Gott, liebender Vater‑            V/A Schenke Heil und Leben

  • Wir beten für die Menschen, die alleine Leben: dass sie Zuwendung und Anerkennung und Wertschätzung erfahren.
  • Gott, liebender Vater‑       A Schenke Heil und Leben
  • Wir beten für Kinder, Frauen und Männer, die sich nach Liebe und Zuneigung sehnen: dass ihre Sehnsucht gestillt wird.
  • Gott, liebender Vater‑       A Schenke Heil und Leben
  • Wir beten für die Erzieherinnen und Erzieher, die Kindern in ihren Einrichtungen Sicherheit und Geborgenheit schenken wollen.
  • Gott, liebender Vater‑       A Schenke Heil und Leben
  • Wir beten für alle, die einander Freunde sind: dass sich ihre Freundschaft bewährt und sie füreinander da sein können.
  • Gott, liebender Vater‑       A Schenke Heil und Leben
  • Wir beten für die Kommunionkinder und Firmlinge: dass ihr Glaubensweg weitergeht und sie im Glauben Freude und Halt finden.
  • Gott, liebender Vater‑       A Schenke Heil und Leben

Lektorin: Guter Gott, wir danken dir für deine Liebe, mit der du uns umgibst, wie die Luft, die wir atmen. Sei gepriesen in Ewigkeit.
A: Amen.

14. Mai 2015: Christi Himmelfahrt

Hier geht es zu den liturgischen Texten: Schott

 

Liebe Schwestern und Brüder,
Als vor 10 Jahren Roger Schutz, der Gründer von Taizé getötet wurde, fragte sich vielleicht mancher: Wie wird es jetzt mit der Gemeinschaft weitergehen?

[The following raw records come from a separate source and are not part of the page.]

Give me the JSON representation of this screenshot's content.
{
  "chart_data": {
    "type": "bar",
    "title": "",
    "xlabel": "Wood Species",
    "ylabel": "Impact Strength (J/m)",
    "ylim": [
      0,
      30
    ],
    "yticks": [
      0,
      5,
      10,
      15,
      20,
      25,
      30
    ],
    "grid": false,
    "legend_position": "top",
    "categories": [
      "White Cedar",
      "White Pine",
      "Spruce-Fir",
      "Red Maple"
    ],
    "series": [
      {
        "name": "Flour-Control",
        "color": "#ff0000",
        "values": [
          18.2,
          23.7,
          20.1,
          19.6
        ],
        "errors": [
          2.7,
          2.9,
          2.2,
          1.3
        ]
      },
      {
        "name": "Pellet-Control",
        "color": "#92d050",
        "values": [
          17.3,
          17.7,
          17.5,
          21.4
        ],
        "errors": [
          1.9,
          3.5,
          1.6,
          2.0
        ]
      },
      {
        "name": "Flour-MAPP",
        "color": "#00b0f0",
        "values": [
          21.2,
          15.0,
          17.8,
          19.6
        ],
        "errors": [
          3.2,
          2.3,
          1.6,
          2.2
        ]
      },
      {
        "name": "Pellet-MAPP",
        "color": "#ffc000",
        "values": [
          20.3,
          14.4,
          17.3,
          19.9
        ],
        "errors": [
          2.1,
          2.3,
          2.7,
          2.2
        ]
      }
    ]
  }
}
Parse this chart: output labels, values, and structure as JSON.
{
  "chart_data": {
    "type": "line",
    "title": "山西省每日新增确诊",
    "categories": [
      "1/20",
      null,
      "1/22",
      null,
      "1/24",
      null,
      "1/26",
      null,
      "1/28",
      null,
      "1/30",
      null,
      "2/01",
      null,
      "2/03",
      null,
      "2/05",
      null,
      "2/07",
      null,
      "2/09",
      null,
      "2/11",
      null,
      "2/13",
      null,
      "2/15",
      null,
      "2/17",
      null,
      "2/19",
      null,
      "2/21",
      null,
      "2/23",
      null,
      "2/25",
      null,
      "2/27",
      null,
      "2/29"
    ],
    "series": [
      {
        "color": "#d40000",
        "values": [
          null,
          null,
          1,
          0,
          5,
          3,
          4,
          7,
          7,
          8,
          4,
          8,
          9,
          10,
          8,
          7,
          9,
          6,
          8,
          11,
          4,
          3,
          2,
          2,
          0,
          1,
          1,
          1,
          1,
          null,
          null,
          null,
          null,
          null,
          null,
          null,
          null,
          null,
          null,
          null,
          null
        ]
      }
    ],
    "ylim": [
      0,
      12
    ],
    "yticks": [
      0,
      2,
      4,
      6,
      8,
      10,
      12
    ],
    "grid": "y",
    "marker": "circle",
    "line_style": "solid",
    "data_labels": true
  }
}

Der Tod des Gründers ist für eine Gemeinschaft ein großer Einschnitt.
Vor allem, wenn es ein charismatischer Anführer ist,
einer mit besonderer Ausstrahlung und Glaubwürdigkeit.

Was sollte aus der kleinen Schar der Jünger Jesu werden, da ihr Meister und Herr nicht mehr bei ihnen war?

Wir wissen, was geworden ist:
in unglaublicher Geschwindigkeit nahm die Zahl der Glaubenden zu;
erst Recht nach der Erhebung zur Staatsreligion durch Kaiser Konstantin.
Es gab Spaltungen, es gab Verweltlichung und Erneuerung,
die Kirche ist immer wieder unselig mit den Mächtigen verquickt,
Es gab immer wieder leuchtende Glaubensgestalten wie Franziskus, Johannes Bosco und Mutter Teresa,
Christen leisten immer schon Großartiges für die Entwicklung der Menschen: Sie kümmern sich um die Menschen am Rand, um die Ausgegrenzten, um Bildung und Gesundheit der Menschen – das sind und bleiben die großen Aktivitäten der christlichen Kirchen.

In uns Christen ist tatsächlich der Geist Christi bis heute wirksam und wir dürfen und können das Werk Jesu fortsetzen:
Auch wenn wir zugleich auch immer wieder gegen diesen Geist verstoßen und so Christus und das Heil verdunkeln, das er in die Welt gebracht hat.

Christi Himmelfahrt – die Erhöhung des Herrn zur Herrlichkeit des Himmels – wurde also zusammen mit der Geistsendung zum Ausgangspunkt einer Bewegung, die die Weltgeschichte entscheidend mitprägte und mitprägt bis auf den heutigen Tag.

Durch seine Heimkehr zum Vater hat Jesus sein Werk in unsere Hände gelegt:
Gottes barmherzige Treue zum Menschen zu verkünden,
die Hoffnung auf das Leben in Gottes Herrlichkeit zu wecken,
und aus die Liebe zum himmlischen Vater und zum Nächsten zu handeln.

Jesus hat uns das Reich Gottes in dieser Welt anvertraut, dass es wächst und immer mehr Menschen im Glauben an Jesus Frieden finden!

Das ist die Botschaft von Christi Himmelfahrt.